Thursday, July 15, 2010

The Mel Gibson Case ...

About 70% of the traffic for this site centers around my recording phone call laws reference ...

An item of interest to me has been the recent Mel Gibson case where his "Mistress" girlfriend Oksana Grigorieva has apparently recorded multiple phone conversations between herself and Gibson and given them to the media.

From what I'm able to see from research, Grigorieva is a naturalized American citizen residing in Los Angeles, while Gibson is an American born (but Australian raised) U.S. Citizen who has residences in multiple states and countries but claims Malibu California as his primary residence.
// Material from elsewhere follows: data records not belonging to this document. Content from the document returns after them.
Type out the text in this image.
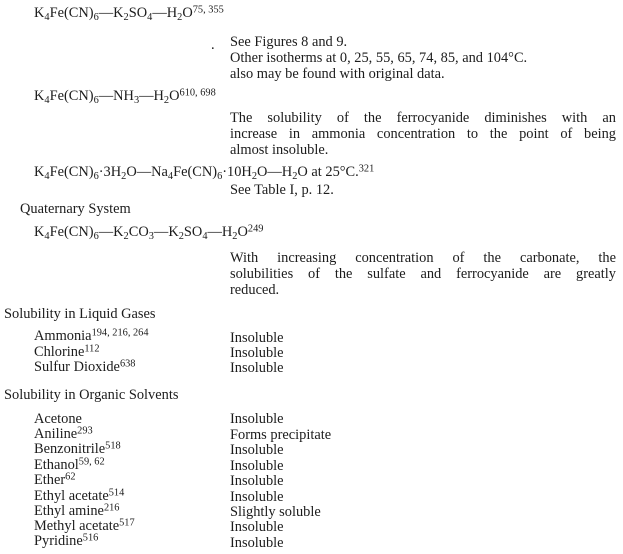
$K_4Fe(CN)_6—K_2SO_4—H_2O^{75, 355}$
. See Figures 8 and 9.
Other isotherms at 0, 25, 55, 65, 74, 85, and 104°C.
also may be found with original data.
$K_4Fe(CN)_6—NH_3—H_2O^{610, 698}$
The solubility of the ferrocyanide diminishes with an
increase in ammonia concentration to the point of being
almost insoluble.
$K_4Fe(CN)_6\cdot 3H_2O—Na_4Fe(CN)_6\cdot 10H_2O—H_2O$ at 25°C.$^{321}$
See Table I, p. 12.
Quaternary System
$K_4Fe(CN)_6—K_2CO_3—K_2SO_4—H_2O^{249}$
With increasing concentration of the carbonate, the
solubilities of the sulfate and ferrocyanide are greatly
reduced.
Solubility in Liquid Gases
Ammonia$^{194, 216, 264}$	Insoluble
Chlorine$^{112}$	Insoluble
Sulfur Dioxide$^{638}$	Insoluble
Solubility in Organic Solvents
Acetone	Insoluble
Aniline$^{293}$	Forms precipitate
Benzonitrile$^{518}$	Insoluble
Ethanol$^{59, 62}$	Insoluble
Ether$^{62}$	Insoluble
Ethyl acetate$^{514}$	Insoluble
Ethyl amine$^{216}$	Slightly soluble
Methyl acetate$^{517}$	Insoluble
Pyridine$^{516}$	Insoluble
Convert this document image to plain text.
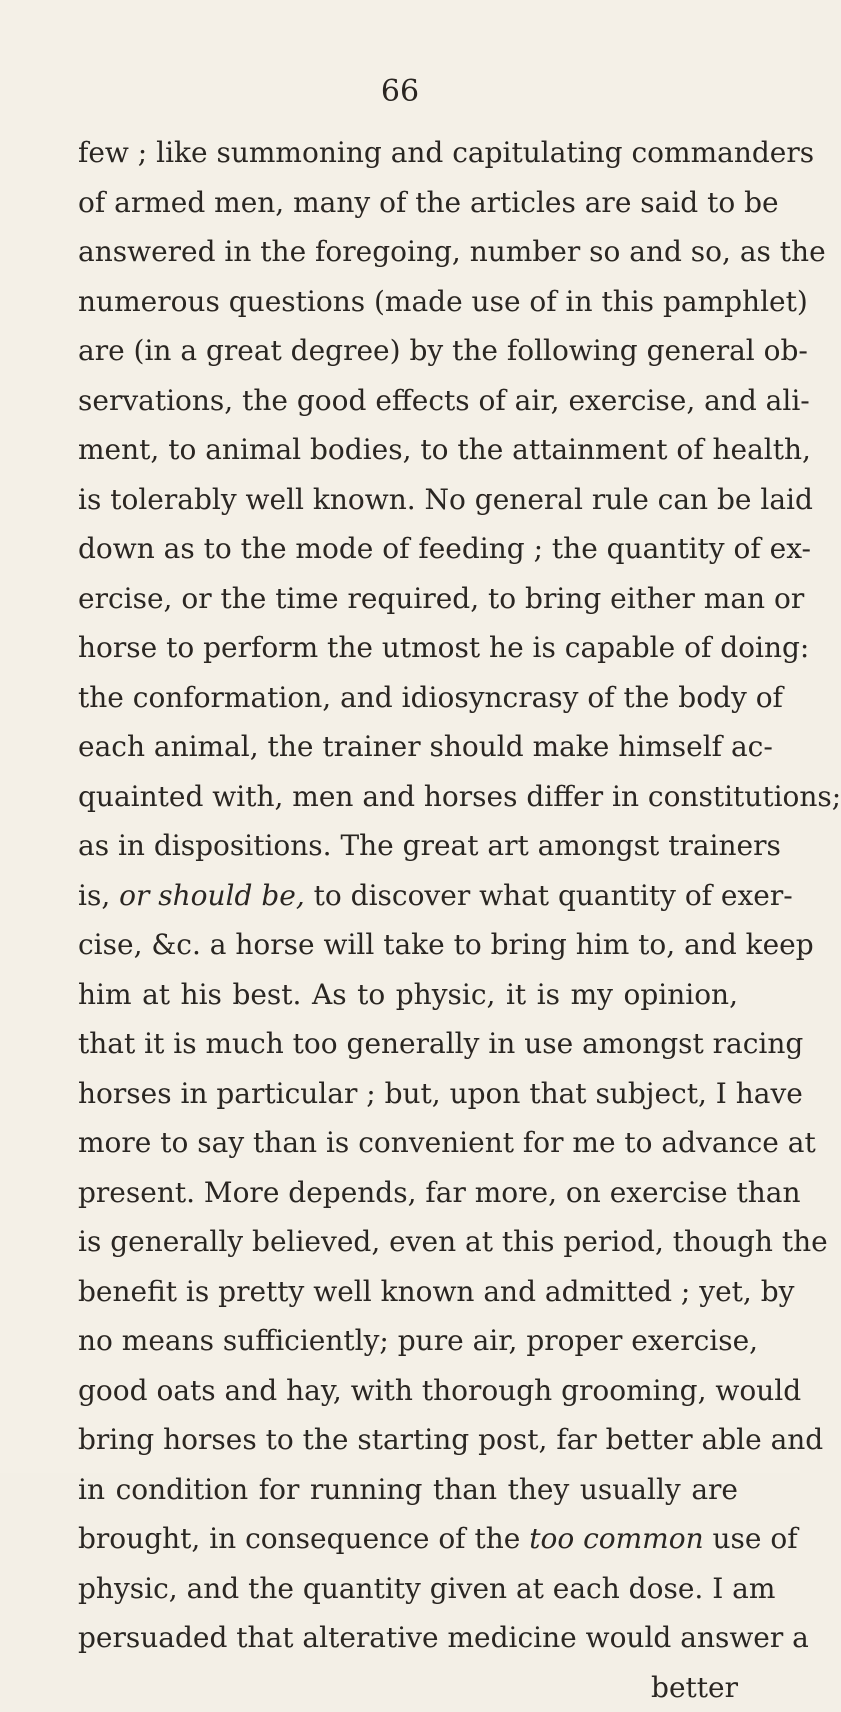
66

few ; like summoning and capitulating commanders
of armed men, many of the articles are said to be
answered in the foregoing, number so and so, as the
numerous questions (made use of in this pamphlet)
are (in a great degree) by the following general ob-
servations, the good effects of air, exercise, and ali-
ment, to animal bodies, to the attainment of health,
is tolerably well known. No general rule can be laid
down as to the mode of feeding ; the quantity of ex-
ercise, or the time required, to bring either man or
horse to perform the utmost he is capable of doing:
the conformation, and idiosyncrasy of the body of
each animal, the trainer should make himself ac-
quainted with, men and horses differ in constitutions;
as in dispositions. The great art amongst trainers
is, or should be, to discover what quantity of exer-
cise, &c. a horse will take to bring him to, and keep
him at his best. As to physic, it is my opinion,
that it is much too generally in use amongst racing
horses in particular ; but, upon that subject, I have
more to say than is convenient for me to advance at
present. More depends, far more, on exercise than
is generally believed, even at this period, though the
benefit is pretty well known and admitted ; yet, by
no means sufficiently; pure air, proper exercise,
good oats and hay, with thorough grooming, would
bring horses to the starting post, far better able and
in condition for running than they usually are
brought, in consequence of the too common use of
physic, and the quantity given at each dose. I am
persuaded that alterative medicine would answer a
better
This is the California law regarding telephone conversation recording ...

California

Although California is a two-party state, it is legal to record a conversation if you include a beep on the recorder and for the parties to hear. This information is included with California telephone bills:

California prohibits telephone monitoring or recording, including the use of information obtained through interception unless all parties to the conversation consent (California Penal Code Sections 631 & 632). There is no statutory business telephone exception and the relevant case law all but excludes this possibility. California courts have recognized "implied" consent as being sufficient to satisfy the statute where one party has expressly agreed to the taping and the other continues the conversation after having been informed that the call is being recorded. Violation is punishable by a fine of up to $2,500, imprisonment for not more than one year, or both. A civil plaintiff may recover the greater of $3,000 or three times the amount of any actual damages sustained.



While I can't be certain that Gibson has been informed he was being recorded, the recordings by Grigorieva may be illegal.

I should note that in no way do I condone or in any way admire his outlandish uncontrollable temper, but he still has a right to a private conversation if he so wishes.

Just because he's a public figure does not make his private conversations public.